Re: Posiadacze domowych laboratoriow - strzezcie sie.

Autor: ll <listowner.listy_at_googlemail.com>
Data: Thu 10 Feb 2011 - 15:52:43 MET
Message-ID: <AANLkTim7FQi34++ypEGQRktHO1T9MhuctmTtOzyWm2We@mail.gmail.com>
Content-Type: text/plain; charset=ISO-8859-1

> stopniu groznych. A tak ... co czlowiekowi zrobia ? No co ? Dziura w
> budzecie POtezna wiec co najwyzej dowala jakas grzywne.

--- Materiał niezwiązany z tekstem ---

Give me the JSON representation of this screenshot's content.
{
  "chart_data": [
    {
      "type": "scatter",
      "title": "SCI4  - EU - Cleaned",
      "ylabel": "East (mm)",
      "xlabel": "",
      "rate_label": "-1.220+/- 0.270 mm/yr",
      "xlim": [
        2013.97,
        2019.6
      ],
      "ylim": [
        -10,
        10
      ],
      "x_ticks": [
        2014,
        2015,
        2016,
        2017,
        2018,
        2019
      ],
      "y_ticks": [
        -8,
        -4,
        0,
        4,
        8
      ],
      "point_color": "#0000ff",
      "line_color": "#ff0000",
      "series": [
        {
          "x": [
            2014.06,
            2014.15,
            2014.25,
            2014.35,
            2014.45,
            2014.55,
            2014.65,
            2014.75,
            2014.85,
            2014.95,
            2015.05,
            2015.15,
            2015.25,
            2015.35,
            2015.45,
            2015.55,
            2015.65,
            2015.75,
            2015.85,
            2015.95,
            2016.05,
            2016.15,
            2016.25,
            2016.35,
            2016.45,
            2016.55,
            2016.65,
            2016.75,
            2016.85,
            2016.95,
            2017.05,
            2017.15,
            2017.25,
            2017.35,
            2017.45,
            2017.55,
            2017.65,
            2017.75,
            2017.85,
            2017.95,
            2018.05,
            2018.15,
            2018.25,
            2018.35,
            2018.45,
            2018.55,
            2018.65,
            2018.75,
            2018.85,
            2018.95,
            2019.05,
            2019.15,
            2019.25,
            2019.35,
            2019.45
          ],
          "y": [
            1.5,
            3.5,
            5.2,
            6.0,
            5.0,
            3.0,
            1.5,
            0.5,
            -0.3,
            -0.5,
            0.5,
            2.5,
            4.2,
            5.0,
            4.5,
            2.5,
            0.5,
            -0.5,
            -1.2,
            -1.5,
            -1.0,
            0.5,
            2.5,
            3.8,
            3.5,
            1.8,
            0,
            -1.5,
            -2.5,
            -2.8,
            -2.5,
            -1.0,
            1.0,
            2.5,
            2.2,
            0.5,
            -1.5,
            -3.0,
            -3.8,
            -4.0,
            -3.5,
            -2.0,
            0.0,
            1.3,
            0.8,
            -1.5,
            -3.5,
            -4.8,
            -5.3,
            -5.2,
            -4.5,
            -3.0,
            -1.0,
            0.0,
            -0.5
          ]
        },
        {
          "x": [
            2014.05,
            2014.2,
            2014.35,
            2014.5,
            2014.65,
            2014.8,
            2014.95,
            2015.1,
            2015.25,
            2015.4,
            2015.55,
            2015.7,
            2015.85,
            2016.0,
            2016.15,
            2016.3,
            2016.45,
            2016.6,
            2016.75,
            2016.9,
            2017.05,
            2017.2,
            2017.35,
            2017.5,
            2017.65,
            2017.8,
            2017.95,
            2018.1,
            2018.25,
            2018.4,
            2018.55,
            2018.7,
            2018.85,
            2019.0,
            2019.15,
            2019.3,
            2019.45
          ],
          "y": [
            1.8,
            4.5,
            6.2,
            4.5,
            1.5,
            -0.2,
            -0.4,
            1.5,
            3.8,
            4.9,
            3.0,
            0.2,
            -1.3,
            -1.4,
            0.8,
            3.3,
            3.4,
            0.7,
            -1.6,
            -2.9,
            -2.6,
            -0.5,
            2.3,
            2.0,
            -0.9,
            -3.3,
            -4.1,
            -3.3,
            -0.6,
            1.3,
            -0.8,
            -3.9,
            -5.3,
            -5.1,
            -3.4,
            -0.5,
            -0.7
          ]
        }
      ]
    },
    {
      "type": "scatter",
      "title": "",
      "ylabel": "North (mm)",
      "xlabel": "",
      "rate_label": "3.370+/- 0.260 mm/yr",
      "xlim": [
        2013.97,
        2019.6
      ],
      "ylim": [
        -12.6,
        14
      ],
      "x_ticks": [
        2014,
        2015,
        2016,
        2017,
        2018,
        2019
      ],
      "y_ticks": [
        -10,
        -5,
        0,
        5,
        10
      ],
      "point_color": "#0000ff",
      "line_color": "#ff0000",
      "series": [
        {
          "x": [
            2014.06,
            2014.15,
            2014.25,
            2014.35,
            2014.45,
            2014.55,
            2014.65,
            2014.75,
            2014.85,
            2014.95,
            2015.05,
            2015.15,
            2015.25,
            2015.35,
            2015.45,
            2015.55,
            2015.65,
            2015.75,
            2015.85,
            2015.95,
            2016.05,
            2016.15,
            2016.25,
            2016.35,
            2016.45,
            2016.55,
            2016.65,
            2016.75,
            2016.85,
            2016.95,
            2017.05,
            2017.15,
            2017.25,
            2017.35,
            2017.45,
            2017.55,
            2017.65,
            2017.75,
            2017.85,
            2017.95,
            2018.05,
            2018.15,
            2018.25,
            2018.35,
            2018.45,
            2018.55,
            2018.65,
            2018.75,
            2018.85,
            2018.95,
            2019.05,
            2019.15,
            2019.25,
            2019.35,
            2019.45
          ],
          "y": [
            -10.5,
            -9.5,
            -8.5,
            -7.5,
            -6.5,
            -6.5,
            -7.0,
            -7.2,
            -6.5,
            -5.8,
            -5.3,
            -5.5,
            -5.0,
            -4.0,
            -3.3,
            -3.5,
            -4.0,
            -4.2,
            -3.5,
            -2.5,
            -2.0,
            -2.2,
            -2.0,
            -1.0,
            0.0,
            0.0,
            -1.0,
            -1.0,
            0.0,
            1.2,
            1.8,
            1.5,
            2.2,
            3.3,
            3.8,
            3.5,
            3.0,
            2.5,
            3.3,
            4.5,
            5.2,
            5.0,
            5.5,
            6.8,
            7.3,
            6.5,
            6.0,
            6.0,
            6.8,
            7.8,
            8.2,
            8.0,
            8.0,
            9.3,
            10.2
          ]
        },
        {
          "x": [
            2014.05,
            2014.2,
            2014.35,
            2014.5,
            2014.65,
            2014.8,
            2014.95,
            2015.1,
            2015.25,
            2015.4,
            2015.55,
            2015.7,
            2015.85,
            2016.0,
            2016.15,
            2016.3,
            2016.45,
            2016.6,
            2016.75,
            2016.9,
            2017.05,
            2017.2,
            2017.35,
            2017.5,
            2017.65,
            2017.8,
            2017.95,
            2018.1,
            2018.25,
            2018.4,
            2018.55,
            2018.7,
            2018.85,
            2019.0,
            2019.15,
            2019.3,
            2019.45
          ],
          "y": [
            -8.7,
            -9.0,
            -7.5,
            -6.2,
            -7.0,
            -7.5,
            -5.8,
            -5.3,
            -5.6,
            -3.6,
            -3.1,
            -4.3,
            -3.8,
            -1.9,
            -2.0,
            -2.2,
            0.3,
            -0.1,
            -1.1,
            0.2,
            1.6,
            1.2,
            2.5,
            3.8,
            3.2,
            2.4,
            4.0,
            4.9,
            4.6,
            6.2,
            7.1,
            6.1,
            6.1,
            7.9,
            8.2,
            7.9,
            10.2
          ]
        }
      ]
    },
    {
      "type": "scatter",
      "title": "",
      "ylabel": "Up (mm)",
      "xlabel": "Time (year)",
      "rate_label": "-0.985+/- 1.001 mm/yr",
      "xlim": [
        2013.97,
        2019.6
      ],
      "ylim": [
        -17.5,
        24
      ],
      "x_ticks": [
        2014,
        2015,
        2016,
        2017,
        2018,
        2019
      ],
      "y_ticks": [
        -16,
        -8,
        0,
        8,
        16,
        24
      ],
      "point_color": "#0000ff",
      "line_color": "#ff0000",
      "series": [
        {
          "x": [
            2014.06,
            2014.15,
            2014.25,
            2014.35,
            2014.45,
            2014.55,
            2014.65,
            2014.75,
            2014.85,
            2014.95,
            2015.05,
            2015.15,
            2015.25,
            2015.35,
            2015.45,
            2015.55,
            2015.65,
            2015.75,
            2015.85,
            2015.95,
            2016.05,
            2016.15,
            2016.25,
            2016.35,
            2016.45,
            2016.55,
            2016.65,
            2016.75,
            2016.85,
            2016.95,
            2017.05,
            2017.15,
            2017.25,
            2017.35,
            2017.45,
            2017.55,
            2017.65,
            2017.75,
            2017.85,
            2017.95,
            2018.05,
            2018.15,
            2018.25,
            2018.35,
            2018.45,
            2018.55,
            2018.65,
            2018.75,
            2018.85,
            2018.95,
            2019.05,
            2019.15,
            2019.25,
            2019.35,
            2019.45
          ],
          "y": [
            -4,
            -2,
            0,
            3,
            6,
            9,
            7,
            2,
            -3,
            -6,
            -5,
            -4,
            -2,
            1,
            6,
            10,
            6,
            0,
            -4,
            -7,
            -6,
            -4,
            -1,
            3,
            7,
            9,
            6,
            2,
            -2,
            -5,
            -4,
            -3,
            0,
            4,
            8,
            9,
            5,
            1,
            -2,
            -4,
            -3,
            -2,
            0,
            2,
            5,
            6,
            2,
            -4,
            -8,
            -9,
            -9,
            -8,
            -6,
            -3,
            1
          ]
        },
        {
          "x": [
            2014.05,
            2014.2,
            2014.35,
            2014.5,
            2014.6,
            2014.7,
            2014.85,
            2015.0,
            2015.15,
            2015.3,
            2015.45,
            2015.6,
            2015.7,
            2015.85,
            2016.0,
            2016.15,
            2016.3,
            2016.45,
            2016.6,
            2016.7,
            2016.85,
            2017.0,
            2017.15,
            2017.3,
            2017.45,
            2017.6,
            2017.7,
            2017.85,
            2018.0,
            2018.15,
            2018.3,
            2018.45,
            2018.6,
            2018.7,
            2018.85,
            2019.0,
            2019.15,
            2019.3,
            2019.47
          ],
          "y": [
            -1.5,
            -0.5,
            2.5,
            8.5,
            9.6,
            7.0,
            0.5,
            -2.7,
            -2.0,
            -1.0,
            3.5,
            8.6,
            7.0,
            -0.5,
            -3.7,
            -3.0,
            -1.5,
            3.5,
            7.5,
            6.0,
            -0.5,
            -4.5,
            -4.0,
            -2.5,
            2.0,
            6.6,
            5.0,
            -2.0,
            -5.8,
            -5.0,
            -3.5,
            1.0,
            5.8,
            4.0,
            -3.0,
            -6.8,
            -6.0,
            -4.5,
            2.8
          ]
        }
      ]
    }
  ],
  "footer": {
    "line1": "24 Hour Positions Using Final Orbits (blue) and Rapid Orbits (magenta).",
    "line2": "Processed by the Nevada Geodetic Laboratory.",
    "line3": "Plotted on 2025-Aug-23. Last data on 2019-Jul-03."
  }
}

W Polsce nawet za slowa karza pozbawieniem lub ograniczeniem wolnosci oraz
dodatkowo grzywna i zakazem wykonywania zawodu:
http://olgierd.bblog.pl/wpis,bloger;skazany;na;zakaz;pisania;bloga,48502.html
http://mosina.blox.pl/2011/01/ZOSTALEM-SKAZANY.html
Jeden dziennikarz-bloger napisal m.in. ze zdjecia burmistrza musialy byc
poddane obrobce photoshopowi (
http://mosina.blox.pl/2010/11/PRAWDA-FALSZ-ZOFIA-SPRINGER.html )
i rzucil tez pare innych krytycznych uwag i teraz ma klopoty jak widac.
A Ty chcesz, zeby za rzekome "stwarzanie zagrozenia dla srodowiska i
otoczenia" nie wsadzano?

Jak mowil Pietrzak w pierwszych latach po obaleniu porzedniego ustroju:
"Cenzury nie ma ale dziala".

Jednym slowem nie jest tak rozowo jak Ci sie wydaje. Szczegolnie, ze
polski sad teoretycznie nie ma absolutnej swobody dzialania, tj. jesli
w przepisie nie
bedzie napisane, ze mozna dowalic grzywne, tylko jest kara pozbawienia
wolnosci do lat 8 (jak w przypadku tego kolekcjonera mineralow, pomimo ze
ten przepis nie przystaje do jego sytuacji, ale jak widac dla organow
scigania to juz byl nieistotny szczegol), to grzywny nie bedzie tylko
bedzie pudlo, co najwyzej sad bedzie mogl kare zawiesic, wzglednie
warunkowo umorzyc sprawe lub umorzyc ze wzgledu na niska szkodliwosc
spoleczna czynu, ale czy myslisz, ze sedzia ktory wie o chemii tyle co Ty
o prawie lub nawet mniej uzna w dzisiejszych czasach za niska szkodliwosc
eksperymenty z odczynnikami chemicznymi - przeciez w jego niewyedukowanej
chemicznie wyobrazni (a przeciez w szkole sredniej musial miec lekcje
chemii) posiadanie domowego laboratorium bedzie dla niego praktycznie
rownoznaczne z posiadaniem bomby.
A nawet jesli ostatecznie sprawe umorza to do tego czasu moga przetrzymac
w areszcie (dobrze jesli tylko kilka miesiecy, a nie lat), a ile taki
czlowiek stresu sie naje to sobie mozemy tylko wyobrazic.
Ten kolekcjoner mineralow mial szczescie w nieszczesciu, bo go juz po 2
dobach wypuscili, ale wypuscili w Lodzi (a mieszka w Nysie) i musial sobie
no swoj koszt do domu wracac.

A nawet gdyby byla tylko grzywna to z uznaniem za przestepce wiaza
sie rozne inne przykre dolegliwosci, np. nie mozna zajmowac zadnego
urzedniczego stanowiska (w tym byc nauczycielem, rowniez akademickim) nie
mozna dostac wizy do niektorych panstw, nie mozna zajmowac stanowisk
prezesa, dyrektora itp. w niektorych firmach itp. itd.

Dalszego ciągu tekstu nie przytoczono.